Le gouverneur se tut pendant quelques minutes ; le greffier écrivait les réponses.

– Ainsi, monsieur, vous n’avez plus rien à déclarer ? reprit le gouverneur.

– Rien.

– Que votre volonté soit faite !

Le gouverneur fit un signe à deux hommes que Belle-Rose n’avait pas remarqués, et qui s’étaient tenus jusqu’à ce moment dans l’un des coins obscurs de la salle. Ces deux hommes saisirent le prisonnier et commencèrent à le déshabiller. Quand il n’eut plus que sa culotte et sa chemise, on l’étendit sur une sorte de chaise longue ; on lia ses bras aux bâtons de la chaise, et le médecin s’approcha du patient.
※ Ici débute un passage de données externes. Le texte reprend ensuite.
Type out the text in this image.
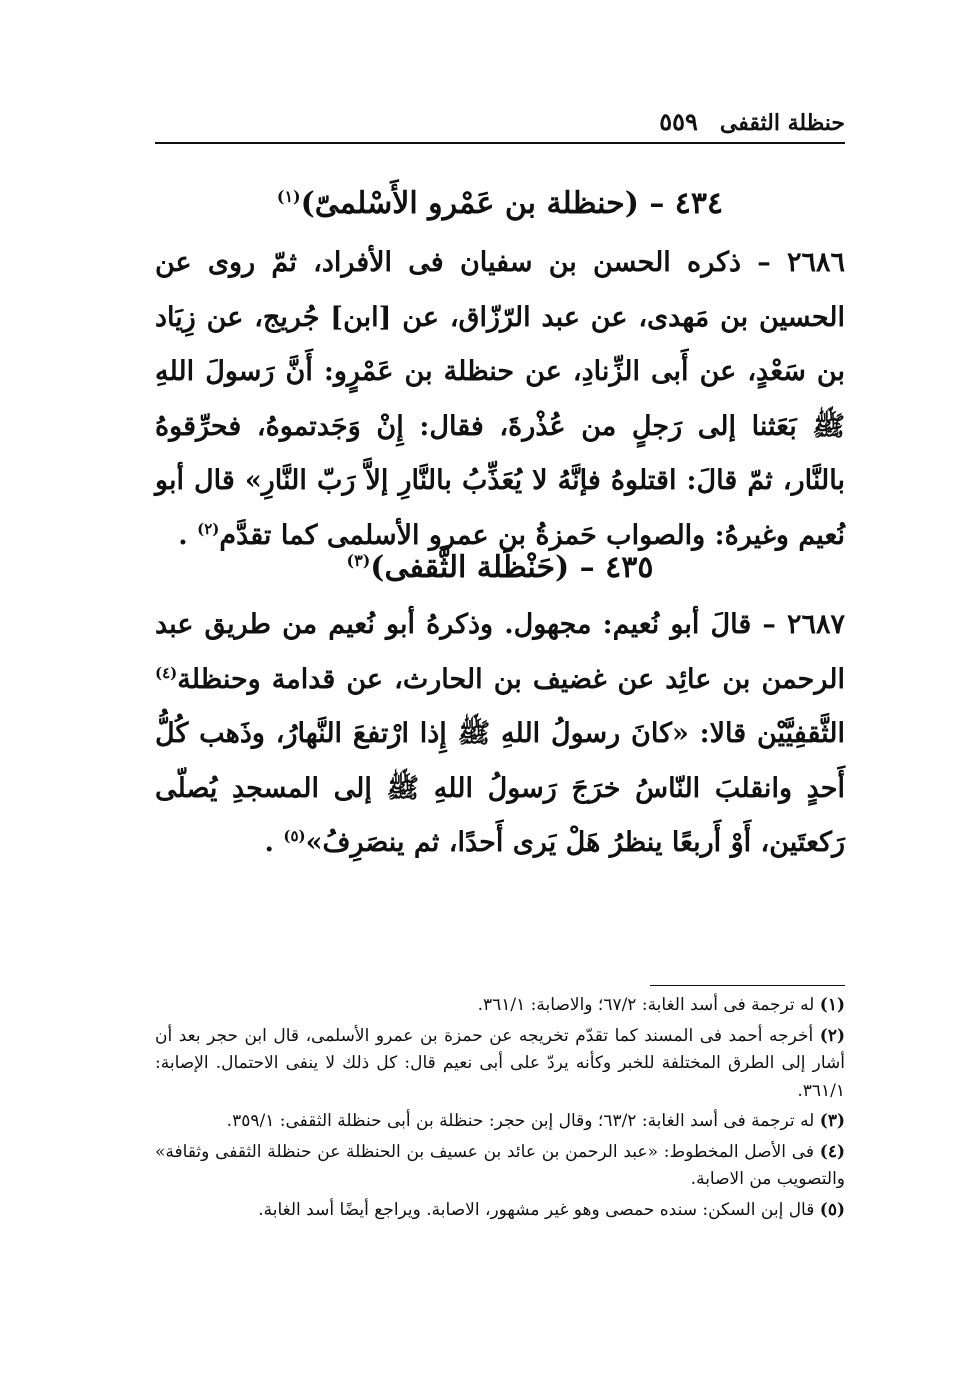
حنظلة الثقفى
٥٥٩
٤٣٤ – (حنظلة بن عَمْرو الأَسْلمىّ)$^{(١)}$
٢٦٨٦ – ذكره الحسن بن سفيان فى الأفراد، ثمّ روى عن الحسين بن مَهدى، عن عبد الرّزّاق، عن [ابن] جُريج، عن زِيَاد بن سَعْدٍ، عن أَبى الزِّنادِ، عن حنظلة بن عَمْرٍو: أَنَّ رَسولَ اللهِ ﷺ بَعَثنا إلى رَجلٍ من عُذْرةَ، فقال: إِنْ وَجَدتموهُ، فحرِّقوهُ بالنَّار، ثمّ قالَ: اقتلوهُ فإنَّهُ لا يُعَذِّبُ بالنَّارِ إلاَّ رَبّ النَّارِ» قال أبو نُعيم وغيرهُ: والصواب حَمزةُ بن عمرو الأسلمى كما تقدَّم$^{(٢)}$ .
٤٣٥ – (حَنْظَلة الثَّقفى)$^{(٣)}$
٢٦٨٧ – قالَ أبو نُعيم: مجهول. وذكرهُ أبو نُعيم من طريق عبد الرحمن بن عائِد عن غضيف بن الحارث، عن قدامة وحنظلة$^{(٤)}$ الثَّقفِيَّيْن قالا: «كانَ رسولُ اللهِ ﷺ إِذا ارْتفعَ النَّهارُ، وذَهب كُلُّ أَحدٍ وانقلبَ النّاسُ خرَجَ رَسولُ اللهِ ﷺ إلى المسجدِ يُصلّى رَكعتَين، أَوْ أَربعًا ينظرُ هَلْ يَرى أَحدًا، ثم ينصَرِفُ»$^{(٥)}$ .

(١) له ترجمة فى أسد الغابة: ٦٧/٢؛ والاصابة: ٣٦١/١.

(٢) أخرجه أحمد فى المسند كما تقدّم تخريجه عن حمزة بن عمرو الأسلمى، قال ابن حجر بعد أن أشار إلى الطرق المختلفة للخبر وكأنه يردّ على أبى نعيم قال: كل ذلك لا ينفى الاحتمال. الإصابة: ٣٦١/١.

(٣) له ترجمة فى أسد الغابة: ٦٣/٢؛ وقال إبن حجر: حنظلة بن أبى حنظلة الثقفى: ٣٥٩/١.

(٤) فى الأصل المخطوط: «عبد الرحمن بن عائد بن عسيف بن الحنظلة عن حنظلة الثقفى وثقافة» والتصويب من الاصابة.

(٥) قال إبن السكن: سنده حمصى وهو غير مشهور، الاصابة. ويراجع أيضًا أسد الغابة.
Belle-Rose s’était laissé faire sans opposer la moindre résistance. Quand il fut à moitié couché sur la chaise, le gouverneur lui demanda s’il persistait encore dans son refus.

– Je ne puis pas déserter au moment du combat, lui répondit Belle-Rose avec un pâle sourire.

– Il faut donc que l’ordre soit exécuté, fit le gouverneur.

L’un des deux tortionnaires apporta près de la chaise deux grands seaux pleins d’eau, remplit une pinte et l’approcha des lèvres du patient.

– Ah ! fit Belle-Rose, c’est le supplice de l’eau !

– Oui, monsieur, dit le médecin, il tue bien quelquefois ; mais si l’on en réchappe, on n’est pas mutilé.